You can reverse it, what would you rather your DH describe you as 'my wife is a top executive' or 'my wife is selfless, honest, kind, considerate...* 😂

All is missing is the: she's nice! How flattering

Grin
FrownedUpon · 14/07/2021 20:09

I would find that unattractive too. I’m definitely drawn to ambitious, driven partners.

I find a lot of my friends partners dull, but they obviously don’t! It’s a personal view & what you find attractive. It’s hard to change that though.

Hankunamatata · 14/07/2021 20:12

Problem with ambitious and driven partners is that they don't necessarily make great husbands or dads as they want to spend lots of time working, become engulfed with work, don't want to take time off then family takes a back seat to their career

MerryDecembermas · 14/07/2021 20:20

Is the root of this the feeling that he doesn't support you in your career ambitions OP?

My DH sometimes reminds me not to get so overinvested in work.
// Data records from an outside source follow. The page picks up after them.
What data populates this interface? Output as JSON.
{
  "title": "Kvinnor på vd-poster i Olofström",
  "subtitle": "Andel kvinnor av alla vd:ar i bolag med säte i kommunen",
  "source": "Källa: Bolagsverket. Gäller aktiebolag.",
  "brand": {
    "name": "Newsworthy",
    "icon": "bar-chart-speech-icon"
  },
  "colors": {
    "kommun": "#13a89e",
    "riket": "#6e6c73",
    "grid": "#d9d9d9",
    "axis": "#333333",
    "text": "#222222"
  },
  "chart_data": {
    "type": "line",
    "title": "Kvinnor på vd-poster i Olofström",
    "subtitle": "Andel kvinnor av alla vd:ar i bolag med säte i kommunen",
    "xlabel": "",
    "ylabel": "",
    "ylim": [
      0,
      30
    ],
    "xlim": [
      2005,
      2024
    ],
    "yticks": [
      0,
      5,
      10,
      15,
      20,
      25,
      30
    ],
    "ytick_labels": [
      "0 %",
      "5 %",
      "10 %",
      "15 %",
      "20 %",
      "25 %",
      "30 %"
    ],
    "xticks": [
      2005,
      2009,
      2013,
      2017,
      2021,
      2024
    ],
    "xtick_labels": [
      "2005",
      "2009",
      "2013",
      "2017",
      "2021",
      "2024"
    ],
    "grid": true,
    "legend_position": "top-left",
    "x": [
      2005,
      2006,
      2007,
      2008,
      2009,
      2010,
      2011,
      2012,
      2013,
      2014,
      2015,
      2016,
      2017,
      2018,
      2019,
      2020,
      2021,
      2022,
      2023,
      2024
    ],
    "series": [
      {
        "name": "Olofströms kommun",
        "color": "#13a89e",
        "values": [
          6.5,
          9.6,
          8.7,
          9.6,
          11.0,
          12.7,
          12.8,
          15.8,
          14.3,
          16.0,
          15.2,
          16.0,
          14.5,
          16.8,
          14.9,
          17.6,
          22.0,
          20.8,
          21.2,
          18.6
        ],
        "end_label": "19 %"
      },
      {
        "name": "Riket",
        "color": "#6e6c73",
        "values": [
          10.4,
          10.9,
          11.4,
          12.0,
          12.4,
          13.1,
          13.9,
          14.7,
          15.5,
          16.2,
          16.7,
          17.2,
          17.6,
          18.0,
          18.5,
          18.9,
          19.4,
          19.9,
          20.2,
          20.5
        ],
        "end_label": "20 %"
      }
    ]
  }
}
It used to trigger an argument but I started to see he was not trying to undermine me but to look out for my wellbeing.

Moorelewis · 14/07/2021 20:28

YABU. As someone with a high earning, ambitious DH with a good job, I would kill for him to take a step back every once in a while. Having a good job isn't everything. Having a kind personality and being a great father is worth its weight in gold. I'd love for DH to be here to help with the kids more often. He leaves at 8.45 and isn't back until midnight some nights.

SmackMyAssnCallMeJudy · 14/07/2021 20:29

Has the OP said anywhere that she wants an ‘ambitious, driven workaholic’?

There’s a vast swathe of middle ground, people. Confused

In no other area would we be telling women to just put up and shut up - be satisfied with their lot.

It may be, on balance, that the OP decides she has a good man and wants to stay.

But there’s nothing wrong with having one’s own personal preferences and attractions when it comes to personality traits.